I have a 10 year old, neutered Lhasa Apso, indoor dog. He has no known health issues. He knows to go out and will ask and be rewarder when he goes outside.
The problem started over the last 2 years. The 1st year I blamed on a neutered cat who has now passed. The dog will walk up to the end of my couch where it touches the floor, a fan sitting on floor, the leg of a wood chair, the bottom stair post, etc, lift his leg and spray those and other items casually. I rarely see him do it, but a few times he had done in front of me, smiles, and acts as though he had just scratched himself.
He is taken out regularly and rewarded when he goes. He will let us know when he does need to go out, so he understands what to do. He will wake me up each night about 4 to 6 AM to go out. This behavior has only started about 2 or 3 years ago. I had been blaming one neutered cat who has now passed away, so I learned that it was not him. Once in a great while, he will do it right in front of me with a nonchalant look and then rub up against me as though what he did was OK. Help. How do I convince him not to mark my household items?
Your dog is getting older. Take him to the vet to make sure he has no incontinence issues.
Are you cleaning those areas and where the cat was very well? He could be smelling something that is making him mark his area. I had a vet tell me once that even mouse urine can make a dog want to spray.
I have a one-and-a-half-year-old Pit Bull that I found in my yard last Thanksgiving. I tried to find him a home, but nobody wanted him so I kept him. I love him very much, but do not love how he keeps marking in my house. I thought everything was fine until I used a blacklight and it is everywhere. My house is now starting to smell.
I clean all the time, but he is still marking. I have tried a crate, but he is so scared he does not want to go get it. I know he is in need of training probably from a professional, but I do not have the money for that. He only does this when I am not here. I think he has separation anxiety. I am hoping somebody can help.
Has he been fixed? Sometimes that helps. I would limit him to one room when you are not home, one without carpet. Take him out to go right before you leave.
Make sure you clean it with an enzyme cleaner like Nature's Miracle, which removes the smell. Otherwise he will keep going back to the same spot. Keep him on a strict feeding and walking schedule.
I have a male dog who is 6 years old. He has been fixed for years and I thought that would stop him from marking on the corners of my furniture. He still has not stopped. He's ruining my furniture and I keep having to clean them, only to find he marked the corners again. My husband wants me to get rid of him. He is very healthy the vet checked him.

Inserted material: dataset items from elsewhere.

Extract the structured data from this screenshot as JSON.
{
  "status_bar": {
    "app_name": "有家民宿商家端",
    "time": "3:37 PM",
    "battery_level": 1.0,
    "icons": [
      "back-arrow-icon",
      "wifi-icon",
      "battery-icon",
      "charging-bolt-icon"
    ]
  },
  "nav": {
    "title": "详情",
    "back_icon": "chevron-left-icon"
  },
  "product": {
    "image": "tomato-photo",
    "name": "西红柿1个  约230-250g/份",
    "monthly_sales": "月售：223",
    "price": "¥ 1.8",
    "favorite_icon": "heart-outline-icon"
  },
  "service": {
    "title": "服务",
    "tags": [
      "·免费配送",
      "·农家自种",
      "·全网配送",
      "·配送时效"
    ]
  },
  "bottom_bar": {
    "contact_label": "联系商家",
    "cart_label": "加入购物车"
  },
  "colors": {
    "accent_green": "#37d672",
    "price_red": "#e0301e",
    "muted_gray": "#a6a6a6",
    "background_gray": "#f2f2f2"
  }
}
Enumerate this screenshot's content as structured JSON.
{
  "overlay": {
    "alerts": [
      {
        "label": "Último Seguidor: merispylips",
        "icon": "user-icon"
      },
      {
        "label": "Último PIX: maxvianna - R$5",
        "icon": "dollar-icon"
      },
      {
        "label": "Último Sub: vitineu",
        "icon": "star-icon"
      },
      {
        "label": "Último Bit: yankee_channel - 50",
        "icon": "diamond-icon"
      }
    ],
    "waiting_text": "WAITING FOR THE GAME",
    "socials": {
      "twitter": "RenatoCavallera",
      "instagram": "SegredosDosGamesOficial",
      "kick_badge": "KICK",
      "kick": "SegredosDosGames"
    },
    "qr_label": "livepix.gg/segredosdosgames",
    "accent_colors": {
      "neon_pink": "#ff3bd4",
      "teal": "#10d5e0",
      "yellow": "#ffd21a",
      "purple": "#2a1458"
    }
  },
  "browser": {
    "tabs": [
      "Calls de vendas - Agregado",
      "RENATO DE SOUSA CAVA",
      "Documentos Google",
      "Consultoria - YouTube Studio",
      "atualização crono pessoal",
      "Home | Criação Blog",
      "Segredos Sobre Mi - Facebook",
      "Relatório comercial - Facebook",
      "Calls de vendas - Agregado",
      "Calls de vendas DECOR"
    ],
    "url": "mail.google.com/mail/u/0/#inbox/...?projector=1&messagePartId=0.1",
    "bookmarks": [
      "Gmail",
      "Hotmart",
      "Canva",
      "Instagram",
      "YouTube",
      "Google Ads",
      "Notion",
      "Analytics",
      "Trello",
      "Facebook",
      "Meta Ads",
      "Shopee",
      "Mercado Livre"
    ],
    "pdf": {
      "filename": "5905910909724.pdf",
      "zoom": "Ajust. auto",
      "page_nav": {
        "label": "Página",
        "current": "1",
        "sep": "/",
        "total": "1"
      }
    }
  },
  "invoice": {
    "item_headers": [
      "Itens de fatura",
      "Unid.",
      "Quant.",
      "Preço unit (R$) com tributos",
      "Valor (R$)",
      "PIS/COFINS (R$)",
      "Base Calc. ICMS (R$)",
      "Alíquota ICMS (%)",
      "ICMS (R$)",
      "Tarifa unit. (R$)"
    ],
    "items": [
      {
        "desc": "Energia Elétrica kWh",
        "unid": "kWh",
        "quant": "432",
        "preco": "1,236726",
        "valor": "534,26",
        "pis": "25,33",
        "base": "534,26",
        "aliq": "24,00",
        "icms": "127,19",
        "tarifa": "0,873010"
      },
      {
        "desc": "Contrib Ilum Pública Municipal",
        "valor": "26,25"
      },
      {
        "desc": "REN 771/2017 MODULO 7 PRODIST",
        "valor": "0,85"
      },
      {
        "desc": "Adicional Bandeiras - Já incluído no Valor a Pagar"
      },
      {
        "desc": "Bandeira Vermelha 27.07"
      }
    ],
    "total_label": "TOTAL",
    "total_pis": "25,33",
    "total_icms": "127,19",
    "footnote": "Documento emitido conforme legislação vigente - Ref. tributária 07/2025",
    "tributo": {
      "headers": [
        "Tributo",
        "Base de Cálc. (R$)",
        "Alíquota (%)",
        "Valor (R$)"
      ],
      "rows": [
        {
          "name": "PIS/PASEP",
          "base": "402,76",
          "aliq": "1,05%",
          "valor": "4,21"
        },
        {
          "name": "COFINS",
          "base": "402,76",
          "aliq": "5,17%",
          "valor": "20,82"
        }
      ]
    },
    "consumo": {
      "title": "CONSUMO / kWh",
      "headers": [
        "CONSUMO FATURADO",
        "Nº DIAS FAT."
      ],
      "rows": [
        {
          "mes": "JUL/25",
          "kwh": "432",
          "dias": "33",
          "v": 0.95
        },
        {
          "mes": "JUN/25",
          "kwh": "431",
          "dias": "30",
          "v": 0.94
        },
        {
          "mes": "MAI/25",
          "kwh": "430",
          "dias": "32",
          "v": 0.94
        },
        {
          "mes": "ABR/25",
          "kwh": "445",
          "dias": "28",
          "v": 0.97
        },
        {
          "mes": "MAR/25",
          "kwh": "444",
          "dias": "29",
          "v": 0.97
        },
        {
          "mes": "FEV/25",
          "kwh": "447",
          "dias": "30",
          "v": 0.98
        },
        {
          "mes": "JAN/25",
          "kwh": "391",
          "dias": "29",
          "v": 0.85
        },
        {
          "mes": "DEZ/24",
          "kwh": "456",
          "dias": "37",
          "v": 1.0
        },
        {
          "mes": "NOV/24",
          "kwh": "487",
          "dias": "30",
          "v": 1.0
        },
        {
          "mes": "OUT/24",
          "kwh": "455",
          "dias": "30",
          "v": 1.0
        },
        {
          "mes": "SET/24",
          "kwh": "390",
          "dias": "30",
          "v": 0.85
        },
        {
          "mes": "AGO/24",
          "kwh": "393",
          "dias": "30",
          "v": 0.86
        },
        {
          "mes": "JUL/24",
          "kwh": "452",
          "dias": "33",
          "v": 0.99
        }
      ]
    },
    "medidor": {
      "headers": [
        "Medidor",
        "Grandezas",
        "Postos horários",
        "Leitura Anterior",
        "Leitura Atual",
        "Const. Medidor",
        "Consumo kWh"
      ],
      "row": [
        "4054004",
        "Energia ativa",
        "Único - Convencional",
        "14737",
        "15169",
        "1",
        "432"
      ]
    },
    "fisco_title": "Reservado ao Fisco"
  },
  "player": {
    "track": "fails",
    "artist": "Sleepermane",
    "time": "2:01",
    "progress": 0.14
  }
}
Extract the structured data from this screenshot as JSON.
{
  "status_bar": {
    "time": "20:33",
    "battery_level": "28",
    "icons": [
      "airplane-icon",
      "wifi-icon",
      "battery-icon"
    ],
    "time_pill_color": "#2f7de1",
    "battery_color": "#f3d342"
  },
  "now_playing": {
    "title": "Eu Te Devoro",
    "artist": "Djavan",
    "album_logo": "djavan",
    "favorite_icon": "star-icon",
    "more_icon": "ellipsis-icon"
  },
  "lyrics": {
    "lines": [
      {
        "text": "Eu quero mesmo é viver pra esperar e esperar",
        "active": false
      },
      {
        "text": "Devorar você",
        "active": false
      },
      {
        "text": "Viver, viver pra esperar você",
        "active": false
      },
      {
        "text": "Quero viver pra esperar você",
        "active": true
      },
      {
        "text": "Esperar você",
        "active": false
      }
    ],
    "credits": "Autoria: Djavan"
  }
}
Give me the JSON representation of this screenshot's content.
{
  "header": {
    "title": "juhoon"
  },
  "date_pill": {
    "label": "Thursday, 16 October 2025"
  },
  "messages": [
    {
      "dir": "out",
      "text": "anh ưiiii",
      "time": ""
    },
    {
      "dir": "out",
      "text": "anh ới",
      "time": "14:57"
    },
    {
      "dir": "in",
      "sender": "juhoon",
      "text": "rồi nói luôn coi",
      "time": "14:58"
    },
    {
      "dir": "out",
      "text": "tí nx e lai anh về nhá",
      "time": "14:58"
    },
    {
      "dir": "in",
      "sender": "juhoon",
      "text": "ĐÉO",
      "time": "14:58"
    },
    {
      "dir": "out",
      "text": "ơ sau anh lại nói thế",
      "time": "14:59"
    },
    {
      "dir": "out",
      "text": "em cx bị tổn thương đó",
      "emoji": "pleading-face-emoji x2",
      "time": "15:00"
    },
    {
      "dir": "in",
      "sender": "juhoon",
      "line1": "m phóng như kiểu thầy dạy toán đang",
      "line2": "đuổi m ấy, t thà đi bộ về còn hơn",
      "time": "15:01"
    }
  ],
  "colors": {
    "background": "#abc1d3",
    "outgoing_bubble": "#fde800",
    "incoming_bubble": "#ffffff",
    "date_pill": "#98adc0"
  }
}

Please help.
By Margi from IN
I had a miniature poodle who did the same thing. I got diapers for him on ebay. It required padding, so I cut a sanitary pad in half and used that. It worked very well. I would just change the pad when he was wet. It also gave me a revenge type pleasure when I caught him lifting his leg on my furniture, as he was urinating on himself. Of course, I washed him up.
You should try changing whatever you are cleaning the furniture with! Dogs often "mark" things to cover smells they don't like!
I thought of a way to protect my furniture from my sometimes indiscreet boy dogs by using vinyl flannel backed tablecloths. I don't want to use anything that requires me to directly attach the ruffle to the furniture (Velcro, buttons, hook and eyes, etc.), so, I guess heavy duty elastic would probably work best. Could anyone walk me through the process?
By Anna V.
Our 2yr. old Pug started marking in the house when he sees a cat or sometimes people passing our door. He is a very friendly dog with animals and people, but when he has a door between him and them he barks then marks. What do I do? He is neutered and was doing really well, then. Is there a right way to show or tell them that they are not doing right?